2024-08-16 21:05:17.474 CST,,,41080,,66bf4e87.a078,2,,2024-08-16 21:05:11 CST,27/166844,136438968,LOG,00000,"automatic analyze of table ""lzldb.public.lzlinfo"" system usage: CPU: user: 2.02 s, system: 0.00 s, elapsed: 2.08 s",,,,,,,,,"","autovacuum worker"
"
1497090 are dead but not yet removable
虽然触发了autovacuum但是根本没有回收到死元组,1497090条死元组没有清理。
排查下库内是谁持有了oldest xmin: 119329380
,很快可以定位到复制槽:
select * from pg_replication_slots;
slot_name | plugin | slot_type | datoid | database | temporary | active | active_pid | xmin | catalog_xmin | restart_lsn | confirmed_flush_lsn | wal_status | safe_wal_size
-----------------+----------+-----------+--------+----------+-----------+--------+------------+--------+--------------+--------------+---------------------+------------+---------------
slotslotlostname | pgoutput | logical | 17076 | lzldb | f | f | [null] | [null] | 119329380 | 3F9/105A4970 | 3F9/105F8778 | extended | [null]

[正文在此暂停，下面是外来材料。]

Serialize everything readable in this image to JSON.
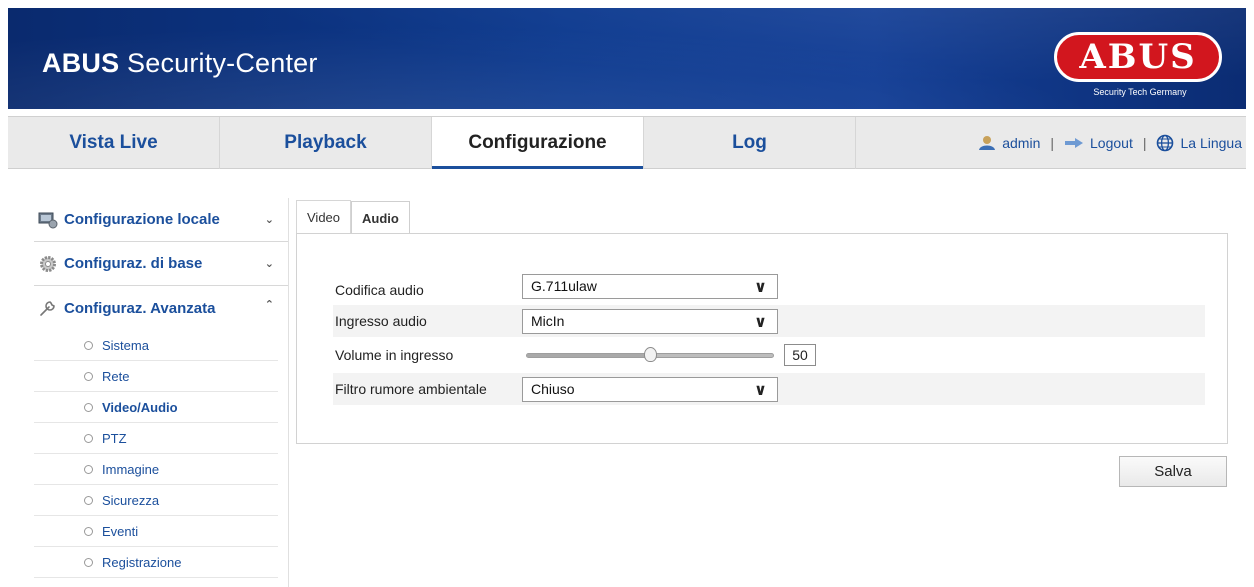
{
  "header": {
    "title_bold": "ABUS",
    "title_rest": " Security-Center",
    "logo_text": "ABUS",
    "logo_tagline": "Security Tech Germany",
    "brand_color": "#d2161e"
  },
  "nav": {
    "tabs": [
      {
        "label": "Vista Live"
      },
      {
        "label": "Playback"
      },
      {
        "label": "Configurazione"
      },
      {
        "label": "Log"
      }
    ],
    "active_tab": "Configurazione",
    "user": {
      "username": "admin",
      "logout_label": "Logout",
      "language_label": "La Lingua",
      "separator": "|"
    }
  },
  "sidebar": {
    "sections": [
      {
        "label": "Configurazione locale",
        "expanded": false,
        "icon": "monitor-config-icon"
      },
      {
        "label": "Configuraz. di base",
        "expanded": false,
        "icon": "gear-icon"
      },
      {
        "label": "Configuraz. Avanzata",
        "expanded": true,
        "icon": "wrench-icon"
      }
    ],
    "advanced_items": [
      {
        "label": "Sistema"
      },
      {
        "label": "Rete"
      },
      {
        "label": "Video/Audio"
      },
      {
        "label": "PTZ"
      },
      {
        "label": "Immagine"
      },
      {
        "label": "Sicurezza"
      },
      {
        "label": "Eventi"
      },
      {
        "label": "Registrazione"
      }
    ],
    "active_item": "Video/Audio"
  },
  "content": {
    "tabs": [
      {
        "label": "Video"
      },
      {
        "label": "Audio"
      }
    ],
    "active_tab": "Audio",
    "fields": {
      "audio_encoding": {
        "label": "Codifica audio",
        "value": "G.711ulaw"
      },
      "audio_input": {
        "label": "Ingresso audio",
        "value": "MicIn"
      },
      "input_volume": {
        "label": "Volume in ingresso",
        "value": "50",
        "level": 50,
        "min": 0,
        "max": 100
      },
      "noise_filter": {
        "label": "Filtro rumore ambientale",
        "value": "Chiuso"
      }
    },
    "save_label": "Salva"
  }
}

slot的catalog_xmin=119329380
,与vacuum展示的oldest xmin: 119329380
一致。
active=f
说明复制链路已经挂了。
修复问题
把复制槽删除:
select pg_drop_replication_slot('slotslotlostname');
pg_drop_replication_slot
--------------------------
手动vacuum或再等待1分钟autovacuum。
最后再开一个全新的会话测试一下恢复没有:
# psql
psql (13.2)
Type "help" for help.
> \c lzldb
You are now connected to database "lzldb" as user "postgres".
> explain (analyze,buffers,timing) select * from lzlinfo limit 1;
QUERY PLAN
---------------------------------------------------------------------------------------------------------------------
Limit (cost=0.00..8.04 rows=1 width=71) (actual time=0.023..0.025 rows=1 loops=1)
Buffers: shared hit=1
-> Seq Scan on lzlinfo (cost=0.00..3802.73 rows=473 width=71) (actual time=0.018..0.018 rows=1 loops=1)
Buffers: shared hit=1
Planning:
Buffers: shared hit=2578
Planning Time: 9.605 ms
Execution Time: 0.098 ms
耗时从1s下降到10ms,Planning shared hit从100w下降到2k,问题基本解决。
案例总结
复制链路挂掉,复制槽未及时清理,导致pg_statistic统计信息基表膨胀,导致每个backend在首次加载统计信息时都非常缓慢且读取多余的page到本地缓存,导致每个backend的缓存都大于正常水平(2g左右),多个backend导致最后的OOM。
其实问题很简单,只是过程比较曲折···简言之:基表pg_statistic膨胀导致执行计划生成阶段访问数据过大。元数据基表膨胀其实还有其他棘手的问题,有缘再见了。